Understaffing in Wisconsin Nursing Homes
Posted by PKSD Law Firm on February 12, 2016 in Nursing Home Abuse
Understaffing is often a problem in nursing homes. When there are not enough staff on hand, workers are often overworked and unable to devote enough care and attention to each patient, allowing opportunity for injuries and illness to develop.
If you have noticed a decrease in the level of your loved ones care because of a lack of staff support, you may be entitled to compensation. Our Milwaukee nursing home abuse lawyers offer free case evaluations to discuss your loved ones legal rights. Do not hesitate to contact us today if you suspect abuse or neglect.
As reported by WSAW-TV, Pine Crest Nursing Home in Merrill is currently facing this exact problem. The facility is stretched too thin with its slim number of current Certified Nursing Assistants (CNAs).
According to the director of the facility, the current staff simply is not enough. However, she believes there are a number of barriers to increasing the number of CNAs, including the fact that their average pay throughout the state is too low and that there is no financial aid available to take the CNA course.
She has called for help from Senator Tom Tiffany. His goal is to call for more flexibility from the government to help distribute an increase in wages to Wisconsin workers in hopes of creating more of an incentive for people to enter this line of work.
The Importance of Proper Staffing
In Wisconsin, nursing home facilities are required to provide at least 2.5 direct hours of care to each resident. As the ratio between the number of staff and residents grows, so too does the likelihood for neglect and abuse. The consequences of nursing home understaffing can vary depending on each patients needs.
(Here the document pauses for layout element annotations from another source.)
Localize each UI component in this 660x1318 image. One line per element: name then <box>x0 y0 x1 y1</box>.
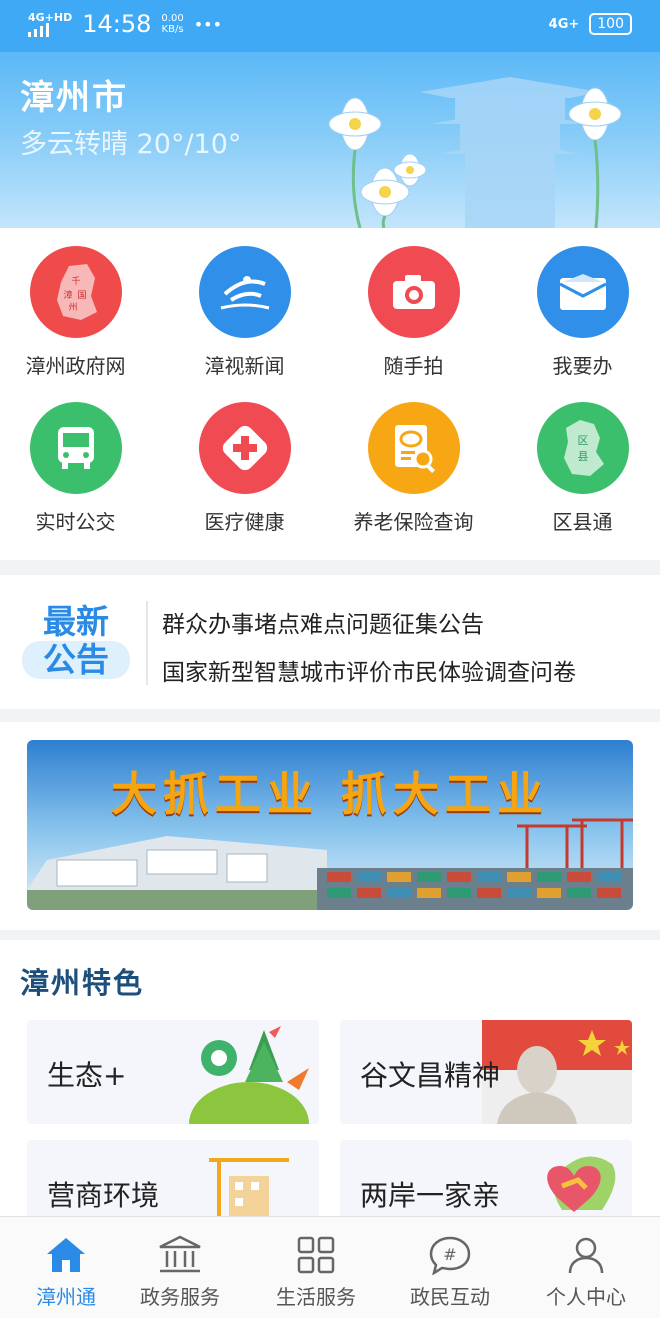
status-bar: 4G+HD 14:58 0.00 KB/s ••• 4G+ 100 <box>0 0 660 52</box>
user-icon <box>563 1233 609 1277</box>
feature-card-guwenchang[interactable]: 谷文昌精神 <box>340 1020 632 1124</box>
clock: 14:58 <box>82 10 152 38</box>
notice-divider <box>146 601 148 685</box>
weather-text: 多云转晴 20°/10° <box>20 129 242 160</box>
guwenchang-portrait-illustration <box>482 1020 632 1124</box>
tab-profile[interactable]: 个人中心 <box>520 1217 652 1318</box>
network-speed: 0.00 KB/s <box>161 13 184 35</box>
tab-label: 漳州通 <box>36 1285 96 1309</box>
government-building-icon <box>157 1233 203 1277</box>
service-grid: 千漳国州 漳州政府网 漳视新闻 随手拍 我要办 实时公交 医疗健康 养老保险查询… <box>0 228 660 560</box>
svg-text:区: 区 <box>577 434 588 447</box>
latest-notice-panel: 最新 公告 群众办事堵点难点问题征集公告 国家新型智慧城市评价市民体验调查问卷 <box>0 575 660 709</box>
service-label: 区县通 <box>552 510 613 534</box>
tab-interaction[interactable]: # 政民互动 <box>384 1217 516 1318</box>
notice-item[interactable]: 国家新型智慧城市评价市民体验调查问卷 <box>162 653 576 687</box>
medical-cross-icon <box>198 402 291 494</box>
tab-label: 生活服务 <box>276 1285 356 1309</box>
tab-government-services[interactable]: 政务服务 <box>114 1217 246 1318</box>
battery-icon: 100 <box>589 13 632 35</box>
service-label: 实时公交 <box>35 510 116 534</box>
service-label: 漳州政府网 <box>25 354 126 378</box>
service-snapshot[interactable]: 随手拍 <box>331 246 496 379</box>
service-zhangzhou-gov[interactable]: 千漳国州 漳州政府网 <box>0 246 158 379</box>
bottom-tab-bar: 漳州通 政务服务 生活服务 # 政民互动 个人中心 <box>0 1216 660 1318</box>
feature-card-title: 营商环境 <box>47 1179 160 1212</box>
svg-text:千: 千 <box>71 276 80 287</box>
district-map-icon: 区县 <box>536 402 629 494</box>
grid-apps-icon <box>293 1233 339 1277</box>
latest-notice-badge: 最新 公告 <box>22 603 130 683</box>
banner-slogan: 大抓工业 抓大工业 <box>110 767 549 821</box>
service-label: 养老保险查询 <box>353 510 474 534</box>
svg-text:州: 州 <box>68 302 77 313</box>
service-pension-query[interactable]: 养老保险查询 <box>331 402 496 535</box>
banner-section: 大抓工业 抓大工业 <box>0 722 660 930</box>
feature-card-ecology[interactable]: 生态+ <box>27 1020 319 1124</box>
service-label: 漳视新闻 <box>204 354 285 378</box>
svg-text:县: 县 <box>577 450 588 463</box>
service-apply[interactable]: 我要办 <box>500 246 660 379</box>
feature-card-title: 生态+ <box>47 1059 127 1092</box>
tab-label: 个人中心 <box>546 1285 626 1309</box>
feature-card-title: 两岸一家亲 <box>360 1179 501 1212</box>
svg-text:国: 国 <box>77 290 86 301</box>
feature-card-title: 谷文昌精神 <box>360 1059 501 1092</box>
signal-icon: 4G+HD <box>28 12 72 37</box>
zhangzhou-features-section: 漳州特色 生态+ 谷文昌精神 营商环境 两岸一家亲 <box>0 940 660 1244</box>
service-medical[interactable]: 医疗健康 <box>162 402 327 535</box>
service-label: 医疗健康 <box>204 510 285 534</box>
chat-hashtag-icon: # <box>427 1233 473 1277</box>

Residents are dependent on staff for all of lifes necessities, including food, bathing and medication. When they do not receive their required care, they can suffer from malnutrition, missed or improperly administered medication, and illness or infection.
Immobile patients may not get the attention they need to be turned and moved so as to prevent bed sores, muscle atrophy and other painful skin conditions.